The Museum of Modern Art presents the most extensive retrospective ever mounted of films and videos by former students at the California Institute of the Arts (CalArts). “Tomorrowland: CalArts in Moving Pictures,” an exhibition in 37 programs, celebrates more than three decades of intimate, inventive, and technically sophisticated student filmmaking and videomaking. CalArts was the first higher educational institution in the U.S. to offer undergraduate and graduate degrees in both visual and performing arts; in ‘71 they added degree programs in dance, film and theater to those in art and music. This exhibition features a diverse range of nonfiction, narrative, animation, and experimental styles and genres—including Gary Schwartz’ “Animus” (pictured), with particular focus on the animation program. Special evenings are devoted to influential artists Ericka Beckman, David Cabrera, James Casebere, Ken Feingold, Jack Goldstein, Sharon Greytak, Matt Mullican, Tony Oursler, David Salle, Ilene Segalove, Christopher Williams, and David Wilson, founder of The Museum of Jurassic Technology in Los Angeles. These artists studied under John Baldessari, Michael Asher, Nam June Paik, Allan Kaprow, and Wolfgang Stoerchle in the “Post-Studio” program, and their conceptual films and Portapak videos of the 1970s and 1980s remain contemporary and provocative. Many of the artists will be at MoMA to present their work during these special evenings. 11 W. 53rd St, Wed.-Mon. 10:30 a.m.-5:30 p.m. Fri. 10:30 a.m.-8:00 p.m. Closed Tue. $20 adults; $16 seniors, $12 students; free for children 16 and under. $10 adults; $8 seniors; $6 students for admittance to film programs only. For information and schedule 212-708-9400 or moma.org. Through Aug. 13
GLAMM Wednesdays, a naughty weekly party for girls who like girls and their gay boyfriends. Come early, play your iPod, and drink cheap. Orchid Lounge, 500 E. 11th St. btwn. Ave. A & B. 212-254-4090.. Happy hour 5-8 p.m features $3 beer, $5 wine, and $5 cocktails. Raunchfest starts at 8 p.m. Free surprise shots at the sound of the gong. No cover.

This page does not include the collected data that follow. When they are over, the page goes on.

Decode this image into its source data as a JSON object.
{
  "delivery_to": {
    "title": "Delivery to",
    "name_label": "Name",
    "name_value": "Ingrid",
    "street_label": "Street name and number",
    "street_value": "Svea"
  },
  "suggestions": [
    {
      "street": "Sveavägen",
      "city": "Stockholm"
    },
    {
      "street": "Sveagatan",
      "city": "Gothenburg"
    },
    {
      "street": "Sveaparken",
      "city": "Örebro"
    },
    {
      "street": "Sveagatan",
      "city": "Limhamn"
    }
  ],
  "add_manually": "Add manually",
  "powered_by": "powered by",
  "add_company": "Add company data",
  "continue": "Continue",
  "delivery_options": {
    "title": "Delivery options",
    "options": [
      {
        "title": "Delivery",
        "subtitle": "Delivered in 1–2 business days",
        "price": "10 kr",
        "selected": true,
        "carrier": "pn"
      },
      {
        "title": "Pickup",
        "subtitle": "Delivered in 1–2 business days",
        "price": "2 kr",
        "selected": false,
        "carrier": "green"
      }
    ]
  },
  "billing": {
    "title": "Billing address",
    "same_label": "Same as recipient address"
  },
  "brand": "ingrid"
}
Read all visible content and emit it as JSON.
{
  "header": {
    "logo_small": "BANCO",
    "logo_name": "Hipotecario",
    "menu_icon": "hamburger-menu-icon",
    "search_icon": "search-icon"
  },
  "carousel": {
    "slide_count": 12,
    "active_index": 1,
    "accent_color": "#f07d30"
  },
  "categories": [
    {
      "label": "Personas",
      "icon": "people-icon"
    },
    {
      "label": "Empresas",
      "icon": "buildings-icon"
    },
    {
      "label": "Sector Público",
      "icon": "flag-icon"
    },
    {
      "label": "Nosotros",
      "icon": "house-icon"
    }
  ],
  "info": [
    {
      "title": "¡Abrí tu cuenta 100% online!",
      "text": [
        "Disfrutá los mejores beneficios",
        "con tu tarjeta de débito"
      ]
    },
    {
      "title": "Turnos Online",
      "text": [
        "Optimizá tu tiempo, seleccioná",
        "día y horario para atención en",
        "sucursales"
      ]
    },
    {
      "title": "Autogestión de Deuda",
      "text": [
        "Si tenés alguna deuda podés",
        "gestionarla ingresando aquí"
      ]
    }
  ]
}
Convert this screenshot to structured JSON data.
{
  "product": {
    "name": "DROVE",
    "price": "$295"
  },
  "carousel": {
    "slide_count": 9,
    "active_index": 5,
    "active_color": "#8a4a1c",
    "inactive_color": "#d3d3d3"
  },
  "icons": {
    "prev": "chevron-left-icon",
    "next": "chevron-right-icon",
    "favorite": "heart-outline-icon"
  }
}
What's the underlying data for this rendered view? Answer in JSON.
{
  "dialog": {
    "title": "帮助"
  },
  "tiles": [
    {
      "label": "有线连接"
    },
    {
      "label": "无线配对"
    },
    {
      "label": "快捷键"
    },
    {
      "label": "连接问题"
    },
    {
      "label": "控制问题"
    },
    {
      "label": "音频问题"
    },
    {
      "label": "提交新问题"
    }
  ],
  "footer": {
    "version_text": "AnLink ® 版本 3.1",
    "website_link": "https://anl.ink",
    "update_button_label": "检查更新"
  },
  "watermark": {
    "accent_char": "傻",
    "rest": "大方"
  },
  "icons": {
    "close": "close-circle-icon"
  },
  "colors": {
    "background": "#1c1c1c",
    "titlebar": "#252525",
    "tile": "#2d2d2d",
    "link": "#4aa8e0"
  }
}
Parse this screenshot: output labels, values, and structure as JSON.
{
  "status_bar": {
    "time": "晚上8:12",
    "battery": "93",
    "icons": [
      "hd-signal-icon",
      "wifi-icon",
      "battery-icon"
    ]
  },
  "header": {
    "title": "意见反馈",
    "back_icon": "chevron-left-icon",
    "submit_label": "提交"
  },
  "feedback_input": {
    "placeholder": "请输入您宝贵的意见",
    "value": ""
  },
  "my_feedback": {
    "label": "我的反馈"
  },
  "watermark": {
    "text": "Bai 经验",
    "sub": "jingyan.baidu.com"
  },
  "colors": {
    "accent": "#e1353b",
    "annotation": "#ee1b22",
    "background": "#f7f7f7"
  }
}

After a major U.S.-led offensive in November of 2004, two-thirds of Fallujah was destroyed and thousands of its citizens were forced into refugee camps. Iraqi filmmaker Homodi Hasim sent a team of videographers and investigative journalists to the city to record the destruction and death resulting from the American assault. Stories and images of maimed and injured children, as well as destroyed mosques, schools and hospitals, glaringly contradict the official claims that there were no civilians remaining in Fallujah when the attack began. Using footage collected by both Iraqi and American filmmakers, Deep Dish Television has produced a gripping documentary that includes first hand accounts of the violence. Bluestockings, 172 Allen St. btwn. Stanton & Rivington Sts. 212-777-6028. 7 p.m. $5 suggested.